Et dans cette course folle contre le temps, c’est le temps qui gagnera. Parce que le temps s’en fout. Il a tout son temps. Et il n’est rien d’autre que ce que nous en faisons. Il se modèle à nos désirs à condition que nous ne nous servions pas de lui pour notre propre plaisir. Et parce que ceux qui mènent la cadence se foutent aussi de ceux à qui ils l’impriment et des dégâts qu’ils causent.

La nasse se referme. Malgré le réchauffement climatique, c’est vers un long hiver que s’achemine l’humanité.

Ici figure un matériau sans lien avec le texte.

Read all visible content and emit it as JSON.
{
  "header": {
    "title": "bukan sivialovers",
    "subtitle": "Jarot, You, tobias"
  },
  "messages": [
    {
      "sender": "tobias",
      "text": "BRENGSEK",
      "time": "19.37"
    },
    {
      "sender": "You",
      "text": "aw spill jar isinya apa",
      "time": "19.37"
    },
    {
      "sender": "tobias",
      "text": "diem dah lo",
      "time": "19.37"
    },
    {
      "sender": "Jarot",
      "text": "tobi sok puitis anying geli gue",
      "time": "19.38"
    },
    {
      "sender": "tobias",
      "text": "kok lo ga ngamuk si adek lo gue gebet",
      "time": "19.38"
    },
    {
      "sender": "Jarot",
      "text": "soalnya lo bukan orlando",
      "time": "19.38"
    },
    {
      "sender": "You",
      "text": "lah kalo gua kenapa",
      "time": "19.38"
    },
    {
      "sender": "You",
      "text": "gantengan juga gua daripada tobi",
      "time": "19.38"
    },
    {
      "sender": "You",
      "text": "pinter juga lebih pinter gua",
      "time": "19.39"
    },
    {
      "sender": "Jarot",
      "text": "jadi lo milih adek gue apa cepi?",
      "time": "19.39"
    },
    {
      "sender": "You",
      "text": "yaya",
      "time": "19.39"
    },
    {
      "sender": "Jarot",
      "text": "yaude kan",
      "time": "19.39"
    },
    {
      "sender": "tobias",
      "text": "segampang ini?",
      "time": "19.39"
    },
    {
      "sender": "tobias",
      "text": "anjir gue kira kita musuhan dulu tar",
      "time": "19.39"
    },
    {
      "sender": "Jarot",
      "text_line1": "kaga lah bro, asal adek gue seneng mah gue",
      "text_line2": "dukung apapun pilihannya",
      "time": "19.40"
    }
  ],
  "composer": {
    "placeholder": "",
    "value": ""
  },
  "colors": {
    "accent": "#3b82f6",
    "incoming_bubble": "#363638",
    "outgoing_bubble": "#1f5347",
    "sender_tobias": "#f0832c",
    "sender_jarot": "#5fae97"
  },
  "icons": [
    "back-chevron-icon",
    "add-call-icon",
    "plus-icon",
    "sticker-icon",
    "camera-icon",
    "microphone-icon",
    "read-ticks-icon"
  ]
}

En hiver, tout se ralentit. L’humanité va devoir apprendre à ralentir. De force. Puisqu’elle n’a pas su respecter le tempo des saisons.
Et pourtant, que c’est doux que de s’asseoir au coin du feu, la main dans la main du bien-aimé, à écouter ronronner l’âtre, à laisser filer les pensées jusqu’à ce qu’elles s’estompent et qu’une paix sereine envahisse le cœur.
Cherchons dans nos vies comment ralentir, comment habiter autrement l’espace de temps, oui l’espace de temps, qui nous est imparti. Cherchons comment nous simplifier la vie, simplifier nos tâches, simplifier nos loisirs.
Fuyons les fâcheux et les agités.
Redonnons-nous du temps pour vivre ensemble ou pour être seul, en paix, avec soi. Parce que si on ne peut être en paix avec soi, on ne pourra pas l’être avec qui que ce soit.